If you want to teach “down” straight away from “sit”, think of a hand signal so that your darling can understand the command without words. But first, you start to put your flat hand on the floor when he is in sitting mode anyway (As I said, praise it first!) You can have a treat in your hand, so your dog’s snout will automatically do the same down on the floor and now you apply the command “place”. By the way, your dog should stay downstairs, even if you leave. That won’t work right from the start. So if he gets up too, stop him with “Stay!”. You can also entice him with – for example – his favorite toy. Take it behind your back and stand expectantly. Your sweetheart is a smart guy and will do anything to get what he wants and is very aware that he has to do something to get it. So he will try everything from “sit” and barking to eventually “down”. Only then should you please show emotion and above all: Praise! Now he can get his reward and have fun with his favorite toy.
When you say “come”, you act in a similar way to how small children do it: you squat down, smile friendly, and spread your arms. Then the command: “Come”, you can slap your thighs or whistle, because here too the acoustic signal is the decisive and important stimulus for your dog. If that works, please immediately praise and caress extensively. If it doesn’t work right away and your dog is too slow, motivate him! Again “Come” and joyful thigh-slapping should be the fuel. And if it doesn’t work, there must be no blame. Punishments are out of place here, including scolding, as this sends the wrong signal to your dog, apart from only irritating him. If you complain, that means attention – it means that he must have done everything right if you reward him with a spectacle.

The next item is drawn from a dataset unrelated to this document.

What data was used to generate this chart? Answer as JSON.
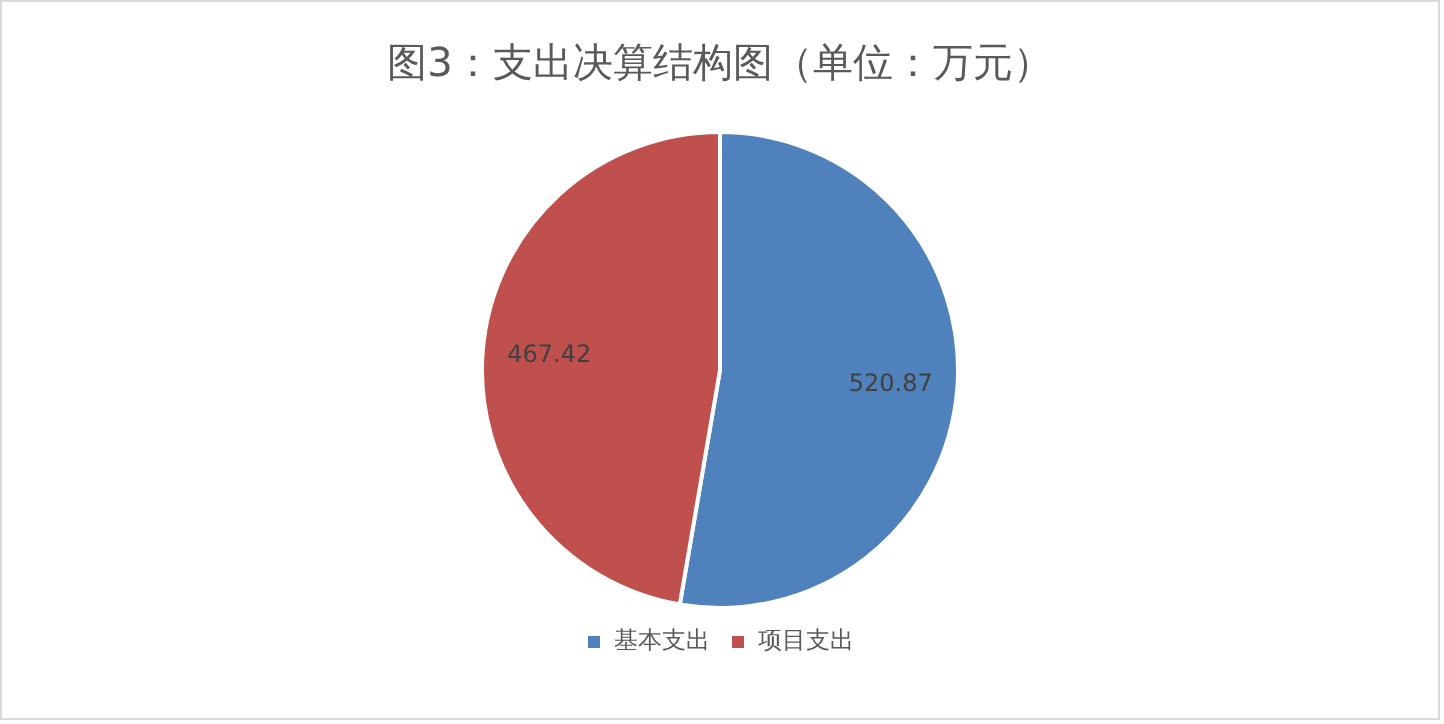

If you use the command “No!”, you should shake your head tensely and lean forward. Even if your dog is in your way, this gesture will push him away a bit. The NO must be considered a total ban. So you have to be clear about what is clearly forbidden because first forbidding and later allowing again is useless. You have to be absolutely consistent here. Your voice should sound firm and clear and loud. This command must, so to speak, be right when it is pronounced once. If the dog doesn’t let go of what’s forbidden, it can be frightening, grabbed by the muzzle, or even thrown a loud, clattering, flying leash.

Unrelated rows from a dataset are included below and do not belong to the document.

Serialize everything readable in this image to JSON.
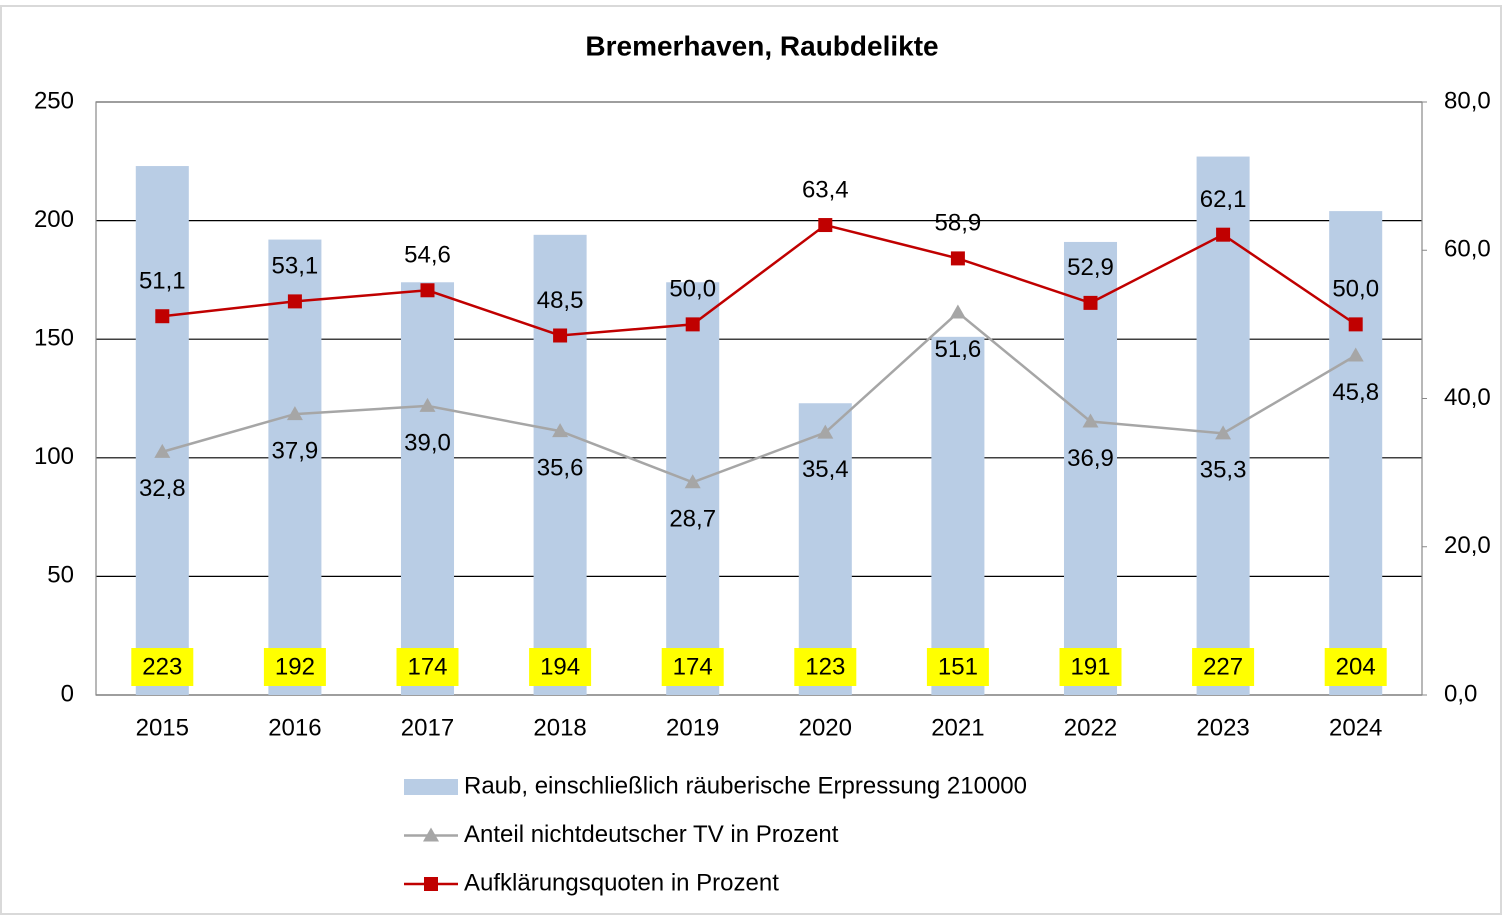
{
  "chart_data": {
    "type": "bar",
    "title": "Bremerhaven, Raubdelikte",
    "categories": [
      "2015",
      "2016",
      "2017",
      "2018",
      "2019",
      "2020",
      "2021",
      "2022",
      "2023",
      "2024"
    ],
    "ylim": [
      0,
      250
    ],
    "yticks": [
      0,
      50,
      100,
      150,
      200,
      250
    ],
    "y2lim": [
      0,
      80
    ],
    "y2ticks": [
      {
        "value": 0,
        "label": "0,0"
      },
      {
        "value": 20,
        "label": "20,0"
      },
      {
        "value": 40,
        "label": "40,0"
      },
      {
        "value": 60,
        "label": "60,0"
      },
      {
        "value": 80,
        "label": "80,0"
      }
    ],
    "grid": true,
    "legend": "bottom",
    "series": [
      {
        "name": "Raub, einschließlich räuberische Erpressung 210000",
        "type": "bar",
        "color": "#b9cde5",
        "label_color": "#ffff00",
        "values": [
          223,
          192,
          174,
          194,
          174,
          123,
          151,
          191,
          227,
          204
        ]
      },
      {
        "name": "Anteil nichtdeutscher TV in Prozent",
        "type": "line",
        "axis": "y2",
        "color": "#a6a6a6",
        "marker": "triangle",
        "label_position": "below",
        "values": [
          32.8,
          37.9,
          39.0,
          35.6,
          28.7,
          35.4,
          51.6,
          36.9,
          35.3,
          45.8
        ],
        "value_labels": [
          "32,8",
          "37,9",
          "39,0",
          "35,6",
          "28,7",
          "35,4",
          "51,6",
          "36,9",
          "35,3",
          "45,8"
        ]
      },
      {
        "name": "Aufklärungsquoten in Prozent",
        "type": "line",
        "axis": "y2",
        "color": "#c00000",
        "marker": "square",
        "label_position": "above",
        "values": [
          51.1,
          53.1,
          54.6,
          48.5,
          50.0,
          63.4,
          58.9,
          52.9,
          62.1,
          50.0
        ],
        "value_labels": [
          "51,1",
          "53,1",
          "54,6",
          "48,5",
          "50,0",
          "63,4",
          "58,9",
          "52,9",
          "62,1",
          "50,0"
        ]
      }
    ]
  }
}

The Conscious Choice of Name
Especially hard letters in names that can still be renamed to pet names are an advantage. For example “Leo”. Sounds nice, doesn’t it? If the dog is about to do something it shouldn’t and you want to give advance warning, “Leonhardt” would be appropriate. The harsh, stern “T” should make him prick up his ears.
“Foot” is a command that must also be released again. I am going into the leash learning process here, if you get your dog used to walking on the leash from puppyhood there should be little difficulty. Again, you need the attention of your four-legged friend, which you can easily get when he walks on your left side and you pat him on the head and ear from time to time. Now your sweetheart will look at you. If in doubt, a treat should motivate. In principle, your left side should be that of your dog. If he runs ahead, you should give the leash a quick jerk and give the command “heel”. If that works and your four-legged friend accompanies you correctly again, you can now praise it extensively. If he doesn’t obey, you should lean towards him, lure him with your hand and a treat can also come to the rescue. But he only gets that when he is back in his place. So that it doesn’t get boring, you should also practice “sit” and “down” in between, so your dog doesn’t get bored and stays cheerfully on task. You should also vary your walking speed from time to time. Your darling should adjust to your given pace. Your darling must also always stop when you do it – and always remember: “Sit” is done on roads. It doesn’t matter if it’s free or not.
If Something Does Not Work
If your darling doesn’t obey, he probably hasn’t understood the command yet, because no dog reacts maliciously by nature. There must be no reward here – but no punishment either! You shouldn’t even get into the habit of scolding, as that sends the wrong signal to your dog.